The seats in Germany’s lower house, or Bundestag, are arranged in a semicircle, with the Left Party at one end and Alternative for Germany, or AfD, at the other. AfD first won seats in 2017. Before then, the pro-business Free Democrats had occupied that edge of the semicircle when they were represented in parliament.
The Free Democrats, who along with the center-left Social Democrats of Chancellor Olaf Scholz and the environmentalist Greens are part of the new government that took office last week, said earlier this year that they didn’t want to sit next to AfD’s lawmakers anymore.
Marco Buschmann, then a senior Free Democrat lawmaker and now Germany’s justice minister, said in October that his was a party of the political center “and so we would like to sit in the center.”
The Bundestag on Thursday backed a motion under which the Free Democrats will swap places with the center-right Union bloc of former Chancellor Angela Merkel, which is now in opposition.

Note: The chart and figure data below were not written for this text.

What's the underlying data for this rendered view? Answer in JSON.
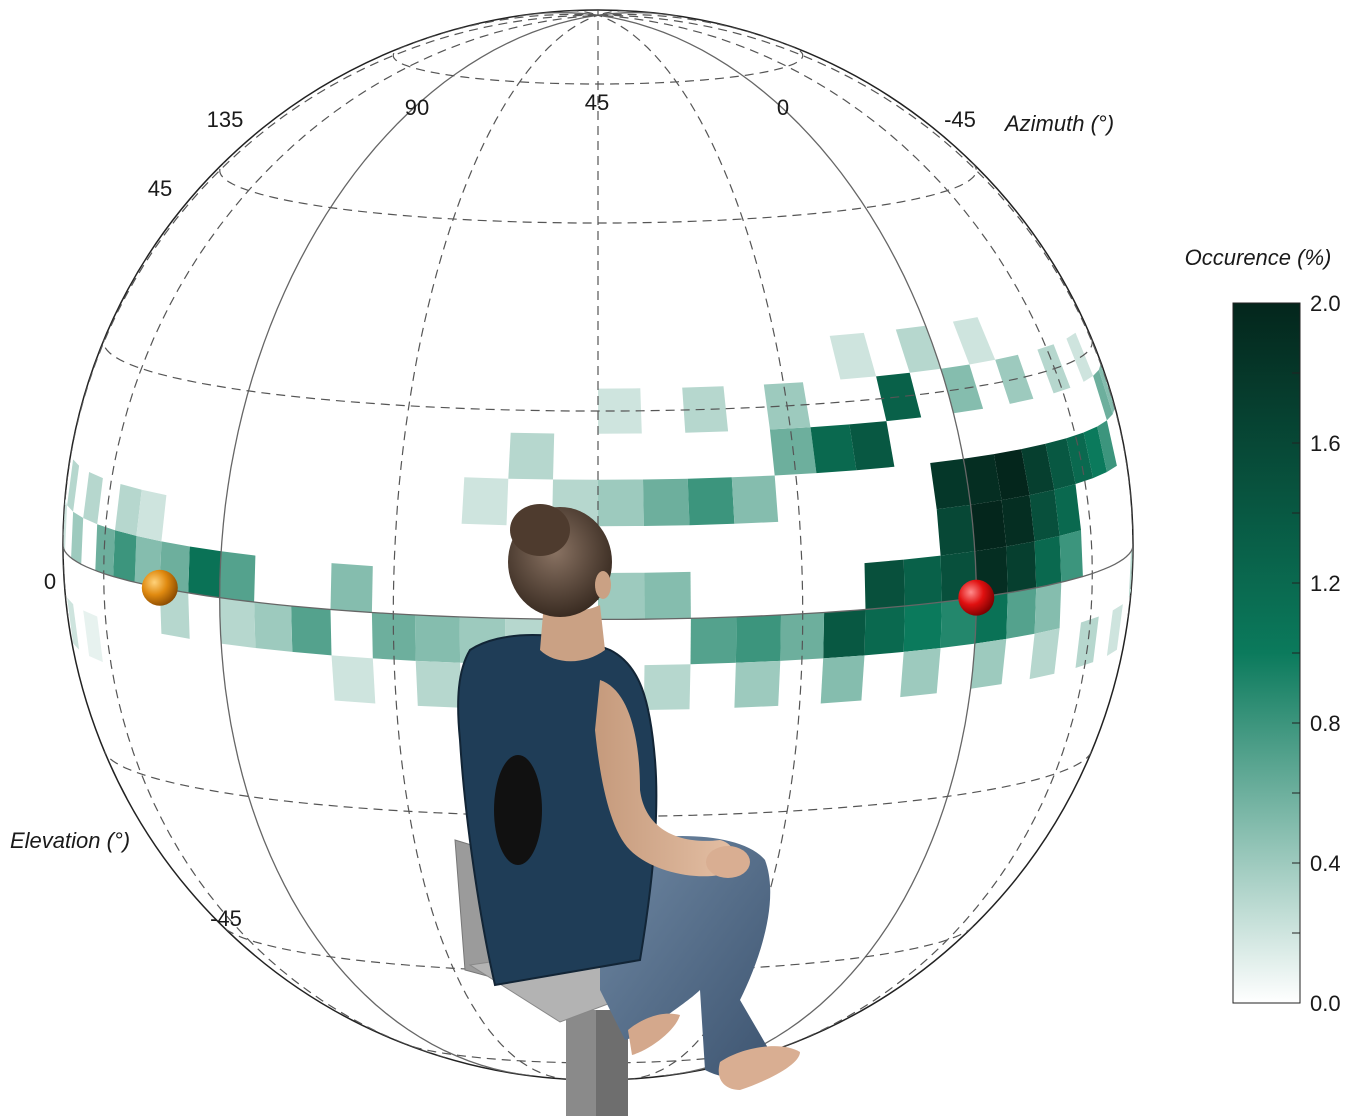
{
  "chart_data": {
    "type": "heatmap",
    "projection": "sphere",
    "azimuth_label": "Azimuth (°)",
    "elevation_label": "Elevation (°)",
    "azimuth_ticks": [
      "135",
      "90",
      "45",
      "0",
      "-45"
    ],
    "elevation_ticks": [
      "45",
      "0",
      "-45"
    ],
    "colorbar": {
      "label": "Occurence (%)",
      "min": 0.0,
      "max": 2.0,
      "ticks": [
        "2.0",
        "1.6",
        "1.2",
        "0.8",
        "0.4",
        "0.0"
      ],
      "color_low": "#ffffff",
      "color_mid": "#0b7a5c",
      "color_high": "#04261c"
    },
    "grid_step_deg": 5,
    "cells": [
      {
        "az": 60,
        "el": 10,
        "v": 0.2
      },
      {
        "az": 55,
        "el": 15,
        "v": 0.3
      },
      {
        "az": 50,
        "el": 10,
        "v": 0.3
      },
      {
        "az": 45,
        "el": 10,
        "v": 0.4
      },
      {
        "az": 40,
        "el": 10,
        "v": 0.6
      },
      {
        "az": 35,
        "el": 10,
        "v": 0.8
      },
      {
        "az": 30,
        "el": 10,
        "v": 0.5
      },
      {
        "az": 25,
        "el": 15,
        "v": 0.6
      },
      {
        "az": 20,
        "el": 15,
        "v": 1.2
      },
      {
        "az": 15,
        "el": 15,
        "v": 1.4
      },
      {
        "az": 10,
        "el": 20,
        "v": 1.3
      },
      {
        "az": 5,
        "el": 10,
        "v": 1.8
      },
      {
        "az": 0,
        "el": 10,
        "v": 1.9
      },
      {
        "az": -5,
        "el": 10,
        "v": 2.0
      },
      {
        "az": -10,
        "el": 10,
        "v": 1.7
      },
      {
        "az": -15,
        "el": 10,
        "v": 1.4
      },
      {
        "az": -20,
        "el": 10,
        "v": 1.2
      },
      {
        "az": -25,
        "el": 10,
        "v": 1.0
      },
      {
        "az": -30,
        "el": 10,
        "v": 0.8
      },
      {
        "az": -35,
        "el": 15,
        "v": 0.6
      },
      {
        "az": -40,
        "el": 15,
        "v": 0.5
      },
      {
        "az": -45,
        "el": 15,
        "v": 0.4
      },
      {
        "az": 5,
        "el": 5,
        "v": 1.6
      },
      {
        "az": 0,
        "el": 5,
        "v": 2.0
      },
      {
        "az": -5,
        "el": 5,
        "v": 1.9
      },
      {
        "az": -10,
        "el": 5,
        "v": 1.5
      },
      {
        "az": -15,
        "el": 5,
        "v": 1.2
      },
      {
        "az": 10,
        "el": 0,
        "v": 1.3
      },
      {
        "az": 5,
        "el": 0,
        "v": 1.5
      },
      {
        "az": 0,
        "el": 0,
        "v": 1.9
      },
      {
        "az": -5,
        "el": 0,
        "v": 1.7
      },
      {
        "az": -10,
        "el": 0,
        "v": 1.2
      },
      {
        "az": -15,
        "el": 0,
        "v": 0.8
      },
      {
        "az": 15,
        "el": 0,
        "v": 1.5
      },
      {
        "az": 20,
        "el": -5,
        "v": 1.4
      },
      {
        "az": 15,
        "el": -5,
        "v": 1.2
      },
      {
        "az": 10,
        "el": -5,
        "v": 1.0
      },
      {
        "az": 5,
        "el": -5,
        "v": 0.9
      },
      {
        "az": 0,
        "el": -5,
        "v": 1.1
      },
      {
        "az": -5,
        "el": -5,
        "v": 0.7
      },
      {
        "az": -10,
        "el": -5,
        "v": 0.5
      },
      {
        "az": 25,
        "el": -5,
        "v": 0.6
      },
      {
        "az": 30,
        "el": -5,
        "v": 0.8
      },
      {
        "az": 35,
        "el": -5,
        "v": 0.7
      },
      {
        "az": 40,
        "el": 0,
        "v": 0.5
      },
      {
        "az": 45,
        "el": 0,
        "v": 0.4
      },
      {
        "az": 55,
        "el": -5,
        "v": 0.3
      },
      {
        "az": 60,
        "el": -5,
        "v": 0.4
      },
      {
        "az": 65,
        "el": -5,
        "v": 0.5
      },
      {
        "az": 70,
        "el": -5,
        "v": 0.6
      },
      {
        "az": 75,
        "el": 0,
        "v": 0.5
      },
      {
        "az": 80,
        "el": -5,
        "v": 0.7
      },
      {
        "az": 85,
        "el": -5,
        "v": 0.4
      },
      {
        "az": 90,
        "el": 0,
        "v": 0.7
      },
      {
        "az": 95,
        "el": 0,
        "v": 1.1
      },
      {
        "az": 100,
        "el": 0,
        "v": 0.6
      },
      {
        "az": 105,
        "el": 0,
        "v": 0.5
      },
      {
        "az": 110,
        "el": 0,
        "v": 0.8
      },
      {
        "az": 115,
        "el": 0,
        "v": 0.6
      },
      {
        "az": 120,
        "el": 5,
        "v": 0.3
      },
      {
        "az": 125,
        "el": 0,
        "v": 0.4
      },
      {
        "az": 130,
        "el": 5,
        "v": 0.3
      },
      {
        "az": 135,
        "el": 0,
        "v": 0.2
      },
      {
        "az": 140,
        "el": 5,
        "v": 0.2
      },
      {
        "az": 145,
        "el": 0,
        "v": 0.2
      },
      {
        "az": 150,
        "el": 5,
        "v": 0.2
      },
      {
        "az": 155,
        "el": -5,
        "v": 0.1
      },
      {
        "az": 110,
        "el": 5,
        "v": 0.3
      },
      {
        "az": 105,
        "el": 5,
        "v": 0.2
      },
      {
        "az": 100,
        "el": -5,
        "v": 0.3
      },
      {
        "az": 90,
        "el": -5,
        "v": 0.3
      },
      {
        "az": 75,
        "el": -10,
        "v": 0.2
      },
      {
        "az": 65,
        "el": -10,
        "v": 0.3
      },
      {
        "az": 50,
        "el": -10,
        "v": 0.2
      },
      {
        "az": 40,
        "el": -10,
        "v": 0.3
      },
      {
        "az": 30,
        "el": -10,
        "v": 0.4
      },
      {
        "az": 20,
        "el": -10,
        "v": 0.5
      },
      {
        "az": 10,
        "el": -10,
        "v": 0.4
      },
      {
        "az": 0,
        "el": -10,
        "v": 0.4
      },
      {
        "az": -10,
        "el": -10,
        "v": 0.3
      },
      {
        "az": -20,
        "el": -10,
        "v": 0.3
      },
      {
        "az": -30,
        "el": -10,
        "v": 0.2
      },
      {
        "az": -40,
        "el": -5,
        "v": 0.3
      },
      {
        "az": -45,
        "el": 0,
        "v": 0.2
      },
      {
        "az": -50,
        "el": 5,
        "v": 0.2
      },
      {
        "az": 25,
        "el": 20,
        "v": 0.4
      },
      {
        "az": 35,
        "el": 20,
        "v": 0.3
      },
      {
        "az": 45,
        "el": 20,
        "v": 0.2
      },
      {
        "az": 0,
        "el": 20,
        "v": 0.5
      },
      {
        "az": -10,
        "el": 20,
        "v": 0.4
      },
      {
        "az": -20,
        "el": 20,
        "v": 0.3
      },
      {
        "az": -30,
        "el": 20,
        "v": 0.2
      },
      {
        "az": 5,
        "el": 25,
        "v": 0.3
      },
      {
        "az": -5,
        "el": 25,
        "v": 0.2
      },
      {
        "az": 15,
        "el": 25,
        "v": 0.2
      },
      {
        "az": 120,
        "el": -10,
        "v": 0.1
      },
      {
        "az": 130,
        "el": -10,
        "v": 0.2
      },
      {
        "az": -55,
        "el": -10,
        "v": 0.2
      }
    ],
    "markers": [
      {
        "name": "orange-target",
        "az": 100,
        "el": 0,
        "color": "#e08a10"
      },
      {
        "name": "red-target",
        "az": 0,
        "el": 0,
        "color": "#e01010"
      }
    ],
    "ylim": [
      -90,
      90
    ],
    "xlim": [
      180,
      -180
    ]
  }
}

The three governing parties and the Left Party, the smallest of the three opposition parties, backed the change.
The Free Democrats will now sit next to the Greens, one of their governing partners.
The Union had opposed the change, arguing that the Free Democrats should respect the seven-decade-old seating order in the lower house.
After every election, the rows of seats in the Bundestag are rearranged to reflect the strength of the various parties in the newly elected parliament. It wasn’t immediately clear when workers will get started on the latest rearrangement.